«Come sarebbe bello essere tutti amici, parlare ogni lingua, leggere dentro al cuore». A fare proprie queste parole, messe in musica e cantate stando all’inpiedi dietro una striscia di cartone che imita la prua di una barca, è un gruppo di bambini provenienti da Paesi diversi. Cantano e si stringono fra loro davanti all’altare della chiesa Casa di preghiera per tutti i popoli, alla Missione Speranza e carità. È il secondo appuntamento organizzato da Biagio Conte in occasione della visita di Papa Francesco, che sarà a Palermo tra meno di un mese e che prevede, fra le tappe, anche quella alla Missione di via Decollati per pranzare con chi, tra quelle mura, trova ogni giorno conforto e aiuto.
«Non muri ma porti». Una frase del Papa che è diventata quasi uno slogan e che in molti hanno sentito di fare propria. In testa, fra gli altri, c’è anche Conte. «Questa frase mi ha ispirato grandemente – dice infatti – Noi dobbiamo aprire questo cuore, dobbiamo accogliere e aprire, perché questa società ha bisogno di risposte concrete e non di disuguaglianze, non egoismo, non indifferenza. Lascio questa società piena di materialismo e consumismo, l’indifferenza mi ha fatto male, l’indifferenza uccide, non aiuta il mondo». E gli occhi sembrano all’improvviso velarsi di lacrime. Ma si trattiene, sfoggia uno dei suoi sorrisi migliori e riprende a parlare. «Insieme dobbiamo costruire un mondo migliore, loro sono i bambini, sono la speranza – dice guardando i bimbi intenti ancora a cantare -, loro sono quelli che ci scuotono la coscienza».

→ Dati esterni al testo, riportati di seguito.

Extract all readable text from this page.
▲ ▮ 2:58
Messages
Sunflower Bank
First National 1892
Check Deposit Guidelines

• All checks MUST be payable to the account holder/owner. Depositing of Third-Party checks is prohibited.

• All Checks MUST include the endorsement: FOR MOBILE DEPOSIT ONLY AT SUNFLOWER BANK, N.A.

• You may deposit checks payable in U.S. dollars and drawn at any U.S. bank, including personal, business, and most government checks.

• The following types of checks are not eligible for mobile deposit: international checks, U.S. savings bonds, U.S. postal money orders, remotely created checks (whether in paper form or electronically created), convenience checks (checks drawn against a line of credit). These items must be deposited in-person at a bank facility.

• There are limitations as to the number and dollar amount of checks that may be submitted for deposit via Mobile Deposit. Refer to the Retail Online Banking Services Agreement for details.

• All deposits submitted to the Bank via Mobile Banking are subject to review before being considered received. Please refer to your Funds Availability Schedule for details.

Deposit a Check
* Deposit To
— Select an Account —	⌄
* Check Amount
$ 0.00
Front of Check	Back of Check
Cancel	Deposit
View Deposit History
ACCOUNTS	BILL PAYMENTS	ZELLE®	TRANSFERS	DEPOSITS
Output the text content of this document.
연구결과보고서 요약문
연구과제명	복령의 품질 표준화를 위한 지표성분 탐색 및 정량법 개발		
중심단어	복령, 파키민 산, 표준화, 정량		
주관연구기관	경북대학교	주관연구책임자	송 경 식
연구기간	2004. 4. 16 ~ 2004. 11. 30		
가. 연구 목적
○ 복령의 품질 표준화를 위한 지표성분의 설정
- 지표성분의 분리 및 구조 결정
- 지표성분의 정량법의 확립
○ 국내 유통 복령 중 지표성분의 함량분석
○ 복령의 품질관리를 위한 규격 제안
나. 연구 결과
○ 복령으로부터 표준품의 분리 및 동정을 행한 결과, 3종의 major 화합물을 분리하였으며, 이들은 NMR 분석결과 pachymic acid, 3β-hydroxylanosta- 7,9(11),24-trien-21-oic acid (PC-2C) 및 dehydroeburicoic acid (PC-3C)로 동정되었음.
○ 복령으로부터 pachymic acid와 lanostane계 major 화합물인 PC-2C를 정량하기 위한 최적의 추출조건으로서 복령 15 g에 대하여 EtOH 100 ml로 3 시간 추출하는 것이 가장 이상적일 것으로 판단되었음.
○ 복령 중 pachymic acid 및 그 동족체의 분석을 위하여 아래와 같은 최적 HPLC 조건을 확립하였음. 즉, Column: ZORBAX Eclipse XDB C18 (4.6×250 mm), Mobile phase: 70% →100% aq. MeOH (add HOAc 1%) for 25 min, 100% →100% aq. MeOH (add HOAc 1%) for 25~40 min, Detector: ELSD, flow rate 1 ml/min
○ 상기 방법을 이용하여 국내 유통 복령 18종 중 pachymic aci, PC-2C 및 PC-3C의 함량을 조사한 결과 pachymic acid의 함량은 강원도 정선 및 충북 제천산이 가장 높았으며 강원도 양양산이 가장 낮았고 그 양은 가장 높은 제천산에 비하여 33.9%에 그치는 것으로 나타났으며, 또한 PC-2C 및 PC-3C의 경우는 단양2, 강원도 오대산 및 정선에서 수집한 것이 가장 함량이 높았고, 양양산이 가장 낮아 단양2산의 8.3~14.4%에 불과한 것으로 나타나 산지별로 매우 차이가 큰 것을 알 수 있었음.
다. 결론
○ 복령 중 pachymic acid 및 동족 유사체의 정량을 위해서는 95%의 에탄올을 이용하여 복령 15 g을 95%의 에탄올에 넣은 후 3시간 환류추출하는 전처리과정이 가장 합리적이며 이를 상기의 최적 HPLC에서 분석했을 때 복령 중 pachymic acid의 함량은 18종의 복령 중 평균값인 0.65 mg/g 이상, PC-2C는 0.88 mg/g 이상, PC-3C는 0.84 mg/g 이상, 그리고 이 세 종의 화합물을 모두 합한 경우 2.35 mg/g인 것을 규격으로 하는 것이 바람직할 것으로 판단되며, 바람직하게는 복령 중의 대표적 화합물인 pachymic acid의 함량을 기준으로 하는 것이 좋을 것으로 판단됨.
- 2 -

Il messaggio è uno soltanto, e lo ribadisce forte e chiaro: «Abbattere questi muri e aprire il cuore. A chi ci porge la mano lo dobbiamo aiutare, non escludere». Sa bene, malgrado tutto, che non è un compito facile o immediato. Ed è per questo che ribadisce quanto fatto, negli ultimi anni, dal suo impegno e dalla sua Missione. «Nel nostro piccolo abbiamo provato a dare una mano, un contributo. Siamo tutti stranieri in terra straniera, chi è che si può sentire meglio dell’altro? Siamo tutti uguali, siamo il frutto di tanti popoli, lo vediamo, non si può negare la storia né annullarla. Allora insieme credo scopriremo che ha tanti contenuti l’incontro tra popoli, non è qualcosa di negativo, ma è pieno di speranza». E a chi, nonostante gli sforzi di molti e i messaggi anche del Papa, continua ad avere paura dell’altro, sorride ancora e invita a non aggiungere a questa paura ulteriori sentimenti negativi.
«La visita del Papa è un segno di speranza di cui abbiamo tutti bisogno – torna a dire – Se ognuno farà la sua parte, consegneremo a questi bambini che cantano qui oggi e alle generazioni nuove un mondo migliore. Non possiamo più stare fermi, basta essere spettatori, sbracciamoci e diamoci da fare, questo è il nostro messaggio. Diamo speranza a tutti, chi siamo noi per giudicare? Siamo qui per costruire, per aiutare, diamo una mano a rialzarsi a chi è caduto. Sarà dura, ma insieme possiamo affrontarlo. Andare incontro alla verità comporta tanti rischi, ma alla fine la risposta è la verità, e solo quella ci renderà liberi». Ad ascoltare il canto di speranza dei bimbi della Missione c’è anche l’arcivescovo Corrado Lorefice, anche lui in attesa della visita del Papa a settembre. «La sua presenza qui sarà uno di quei segni che resterà indelebile nella coscienza dei palermitani – afferma – Quel giorno riversato su Palermo ci sarà il mondo intero e i segni parlano molto, più delle parole».
E anche lui non si tira indietro e invita all’accoglienza, mentre la nave Diciotti della guardia costiera fa, in queste ore, rotta verso Pozzallo dopo giorni di stop. È rimasta infatti bloccata dal 15 agosto davanti alla costa di Lampedusa, con a bordo circa 117 migranti. Un episodio, e nemmeno il primo accaduto in questi mesi, che ha mobilitato cittadini, giornalisti e intellettuali, che hanno lanciato un appello alle massime cariche dello Stato per sbloccare la situazione. «Non si può mai e poi mai lasciare galleggiare gente sul mare – commenta Lorefice – Ben venga che ci sia un’Europa che si assume le responsabilità, ma non dobbiamo dimenticare che su quella nave ci sono volti precisi».